The post-cranial skeleton seems to indicate an arboreal or semi-arboreal lifestyle, bearing grasping digits and a prehensile tail.

==Phylogenetics==
A study incorporating several metatherian taxa showcases it as a non-marsupial but marsupialiform metatherian, most closely related to peradectids. In 2018 study found it to be a member of the newly named family Anatoliadelphyidae alongside Orhaniyeia which was found in the same formation, as close relatives of Polydolopimorphia.

==Biology==
Anatoliadelphys is inferred to be a specialised carnivore based on its dentition, with premolars and molars similar to those of other bone-crushing mammals (though these also resemble those of durophagous mammals as well, suggesting at least opportunistic clam-feeding) and massive, stabbing canines.

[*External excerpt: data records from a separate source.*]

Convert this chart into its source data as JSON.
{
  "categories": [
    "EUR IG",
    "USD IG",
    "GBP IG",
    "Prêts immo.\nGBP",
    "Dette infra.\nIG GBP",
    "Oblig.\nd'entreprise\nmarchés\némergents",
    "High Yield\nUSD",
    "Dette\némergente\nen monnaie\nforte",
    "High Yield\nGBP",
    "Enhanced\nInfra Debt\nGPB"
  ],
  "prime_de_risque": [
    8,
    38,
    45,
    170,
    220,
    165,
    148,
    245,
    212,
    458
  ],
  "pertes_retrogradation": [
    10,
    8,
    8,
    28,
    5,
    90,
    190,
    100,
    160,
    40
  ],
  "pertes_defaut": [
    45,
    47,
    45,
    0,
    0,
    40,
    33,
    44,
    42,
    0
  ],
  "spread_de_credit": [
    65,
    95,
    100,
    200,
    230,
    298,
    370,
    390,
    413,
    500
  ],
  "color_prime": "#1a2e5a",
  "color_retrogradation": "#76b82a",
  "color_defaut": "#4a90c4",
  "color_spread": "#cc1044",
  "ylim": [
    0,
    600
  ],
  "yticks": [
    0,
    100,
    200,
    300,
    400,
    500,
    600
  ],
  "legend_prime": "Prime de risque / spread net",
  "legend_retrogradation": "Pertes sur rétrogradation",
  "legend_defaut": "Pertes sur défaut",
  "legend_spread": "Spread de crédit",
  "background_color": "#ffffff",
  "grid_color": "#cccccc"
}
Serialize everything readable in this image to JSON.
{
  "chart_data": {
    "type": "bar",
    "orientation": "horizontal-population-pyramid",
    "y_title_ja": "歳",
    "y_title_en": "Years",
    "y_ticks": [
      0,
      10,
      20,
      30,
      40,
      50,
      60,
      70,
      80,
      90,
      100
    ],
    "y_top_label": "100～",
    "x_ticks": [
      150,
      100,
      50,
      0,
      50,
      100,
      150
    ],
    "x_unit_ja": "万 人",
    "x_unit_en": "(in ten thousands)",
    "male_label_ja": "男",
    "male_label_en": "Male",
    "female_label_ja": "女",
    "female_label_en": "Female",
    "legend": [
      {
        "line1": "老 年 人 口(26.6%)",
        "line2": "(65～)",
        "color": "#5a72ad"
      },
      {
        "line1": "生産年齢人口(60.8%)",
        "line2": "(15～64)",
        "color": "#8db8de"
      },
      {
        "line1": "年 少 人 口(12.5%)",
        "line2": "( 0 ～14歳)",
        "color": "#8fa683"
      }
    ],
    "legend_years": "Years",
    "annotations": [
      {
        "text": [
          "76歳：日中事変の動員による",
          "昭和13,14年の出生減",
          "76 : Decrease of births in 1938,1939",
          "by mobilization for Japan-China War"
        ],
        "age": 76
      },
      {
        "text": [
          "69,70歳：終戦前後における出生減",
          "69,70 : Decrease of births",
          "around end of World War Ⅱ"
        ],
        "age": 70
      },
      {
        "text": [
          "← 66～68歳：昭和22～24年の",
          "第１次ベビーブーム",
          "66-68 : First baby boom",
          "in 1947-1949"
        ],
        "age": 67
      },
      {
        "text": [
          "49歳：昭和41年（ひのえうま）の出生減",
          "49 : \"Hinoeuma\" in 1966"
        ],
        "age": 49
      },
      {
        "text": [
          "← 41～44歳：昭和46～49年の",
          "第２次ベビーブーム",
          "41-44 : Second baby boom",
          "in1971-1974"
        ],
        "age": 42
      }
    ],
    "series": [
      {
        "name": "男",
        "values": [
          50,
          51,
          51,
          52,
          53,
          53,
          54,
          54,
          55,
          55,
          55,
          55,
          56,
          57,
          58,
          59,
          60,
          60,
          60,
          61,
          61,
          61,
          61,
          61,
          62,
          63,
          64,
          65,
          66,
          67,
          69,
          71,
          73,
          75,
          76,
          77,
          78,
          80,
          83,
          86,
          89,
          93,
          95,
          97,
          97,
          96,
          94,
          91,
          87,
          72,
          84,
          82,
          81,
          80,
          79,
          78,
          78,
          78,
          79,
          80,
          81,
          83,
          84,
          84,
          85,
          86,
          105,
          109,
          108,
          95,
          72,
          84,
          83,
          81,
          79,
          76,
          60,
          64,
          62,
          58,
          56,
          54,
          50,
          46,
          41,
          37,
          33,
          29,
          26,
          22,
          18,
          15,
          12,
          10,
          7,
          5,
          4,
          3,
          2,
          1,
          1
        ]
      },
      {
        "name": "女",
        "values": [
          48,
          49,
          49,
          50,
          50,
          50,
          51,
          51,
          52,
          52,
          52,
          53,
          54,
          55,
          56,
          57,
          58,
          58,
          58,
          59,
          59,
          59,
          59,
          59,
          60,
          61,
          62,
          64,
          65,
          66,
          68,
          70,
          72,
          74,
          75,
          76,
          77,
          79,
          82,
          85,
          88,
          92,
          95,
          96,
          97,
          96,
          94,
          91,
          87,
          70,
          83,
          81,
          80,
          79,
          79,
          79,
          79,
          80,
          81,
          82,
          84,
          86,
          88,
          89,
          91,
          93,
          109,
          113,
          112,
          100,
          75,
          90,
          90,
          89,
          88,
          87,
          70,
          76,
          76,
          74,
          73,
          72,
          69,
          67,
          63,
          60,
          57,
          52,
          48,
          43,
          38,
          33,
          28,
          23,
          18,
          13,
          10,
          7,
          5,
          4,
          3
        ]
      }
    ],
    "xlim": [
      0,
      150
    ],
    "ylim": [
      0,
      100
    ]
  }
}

Like most modern dasyuromorphians and several extinct metatherians like sparassodonts, thylacoleonids and extinct kangaroos Ekaltadeta and Propleopus, it killed its prey with its jaws. It some aspects it resembles stagodontids, which also have crushing premolars and are inferred carnivores and molluscivores, though it lacks semi-aquatic adaptations and it has larger premolars and molars.

The authors of its paper claim that it was the largest carnivorous metatherian in the Cenozoic in the Northern Hemisphere, having likely evolved in isolation in the islands that are now Turkey, devoid of common placental carnivores of the time such as hyaenodonts and carnivorans. However, larger carnivorous metatherians are known from the Eocene and Miocene of Eurasia.